When my local dive shop sponsored a boat dive trip I signed up. We boarded an old rusty boat called the Emerald and headed out to sea. I don’t recall where we dove but I remember the Captain saying we would get a mooring in Avalon for the night. It was a hot, sunny summer afternoon when the boat pulled in and I’ll never forget my first impression of Catalina. The harbor was full of beautiful boats, many had music playing, there were girls in bikinis everywhere… on the beach, walking downtown, dancing on boats… everywhere!  When I ordered a beer at a local bar the bartender wasn’t overly concerned about seeing an ID (things were a little looser in the 1960’s). On top of all this, the water was clear, warm and provided great diving! I found Catalina Island and it was a very positive experience. After that, I returned as often as possible.

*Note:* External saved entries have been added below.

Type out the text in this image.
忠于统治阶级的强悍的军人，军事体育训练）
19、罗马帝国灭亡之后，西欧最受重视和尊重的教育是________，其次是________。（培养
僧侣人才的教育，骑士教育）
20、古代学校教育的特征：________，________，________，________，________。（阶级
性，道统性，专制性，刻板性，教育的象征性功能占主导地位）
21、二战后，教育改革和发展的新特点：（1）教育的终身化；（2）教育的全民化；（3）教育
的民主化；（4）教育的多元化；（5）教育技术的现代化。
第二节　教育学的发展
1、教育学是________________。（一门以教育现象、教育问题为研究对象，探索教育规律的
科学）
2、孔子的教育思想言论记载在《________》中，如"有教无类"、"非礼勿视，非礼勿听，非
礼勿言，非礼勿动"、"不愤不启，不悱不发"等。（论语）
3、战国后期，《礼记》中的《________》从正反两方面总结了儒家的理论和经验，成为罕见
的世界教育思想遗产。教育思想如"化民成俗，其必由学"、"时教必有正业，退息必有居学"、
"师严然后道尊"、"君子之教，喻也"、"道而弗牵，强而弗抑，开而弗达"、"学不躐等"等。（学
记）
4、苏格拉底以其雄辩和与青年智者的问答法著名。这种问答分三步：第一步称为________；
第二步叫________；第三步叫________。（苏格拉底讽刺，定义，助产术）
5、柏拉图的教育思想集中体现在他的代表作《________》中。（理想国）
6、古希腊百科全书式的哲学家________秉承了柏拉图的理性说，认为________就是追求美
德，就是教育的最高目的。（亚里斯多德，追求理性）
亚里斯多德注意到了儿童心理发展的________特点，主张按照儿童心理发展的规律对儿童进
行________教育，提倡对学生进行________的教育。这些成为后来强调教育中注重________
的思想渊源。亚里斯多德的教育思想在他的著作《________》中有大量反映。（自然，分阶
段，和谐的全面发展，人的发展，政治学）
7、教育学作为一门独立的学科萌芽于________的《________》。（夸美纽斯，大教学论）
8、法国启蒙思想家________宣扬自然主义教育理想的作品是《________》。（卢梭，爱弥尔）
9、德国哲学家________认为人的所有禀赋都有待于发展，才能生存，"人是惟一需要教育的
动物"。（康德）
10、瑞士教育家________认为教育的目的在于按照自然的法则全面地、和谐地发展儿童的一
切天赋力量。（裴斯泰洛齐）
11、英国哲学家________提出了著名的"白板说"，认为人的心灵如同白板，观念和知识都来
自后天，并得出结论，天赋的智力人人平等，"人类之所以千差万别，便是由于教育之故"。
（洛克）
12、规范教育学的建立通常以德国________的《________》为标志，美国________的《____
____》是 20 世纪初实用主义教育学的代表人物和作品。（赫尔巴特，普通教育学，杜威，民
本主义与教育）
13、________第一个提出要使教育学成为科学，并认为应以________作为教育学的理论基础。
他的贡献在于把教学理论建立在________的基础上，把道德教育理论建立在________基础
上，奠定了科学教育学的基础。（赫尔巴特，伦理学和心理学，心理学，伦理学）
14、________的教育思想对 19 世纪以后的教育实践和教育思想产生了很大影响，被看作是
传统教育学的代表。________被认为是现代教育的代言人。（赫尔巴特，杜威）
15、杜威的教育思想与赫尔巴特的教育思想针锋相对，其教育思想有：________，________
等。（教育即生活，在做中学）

As my life progressed, I got married, had children and Catalina remained an important part of my life. Every visit to the island was viewed as an adventure. My children learned to swim, snorkel, SCUBA dive, paddle board and play golf here. We brought our friends so we could share the island with them and over the years have made many local friends. It was about twelve years ago when we realized the dream of buying our own home here. While we don’t live here full time, we now get to spend considerably more time on the island.

I write historical fiction novels and have traveled to many places encountering interesting people along the way… many have inspired characters in my books. Places like Key West, Saint Augustine, Port Royal, and Avalon have long and colorful histories that can provide a backdrop to a story. I have also found the best stories are told around a campfire, on a fishing boat or at a local bar. If you don’t hear a good story in places like The Marlin Club, The Lobster Trap, Coyote Joe’s or The Locker Room, well, you just aren’t listening!

Many years ago I found myself sitting at a bar, having a few beers with Joseph Wambaugh, a very well-known author… which is a separate story in itself. My first book was in the beginning stages but I was struggling with some aspects of the craft. We talked about writing, etc. and I learned some things from him about listening to the stories around me, but more importantly, seeking stories out and remembering them. Many of the tales heard can be inserted into a novel through a character in the story. I also learned writing is a process that can’t be hurried and all about ‘writer’s block’… when you just can’t make the process happen.

Fortunately I have Catalina. Maybe it’s the weather, the people, the relaxed atmosphere, the cocktails… but there are two places I never have writer’s block; Catalina Island and aboard my boat! So I’ll just keep coming back to Catalina… like Jimmy said in the song, ‘I know I don’t get there often enough but God knows I surely try.’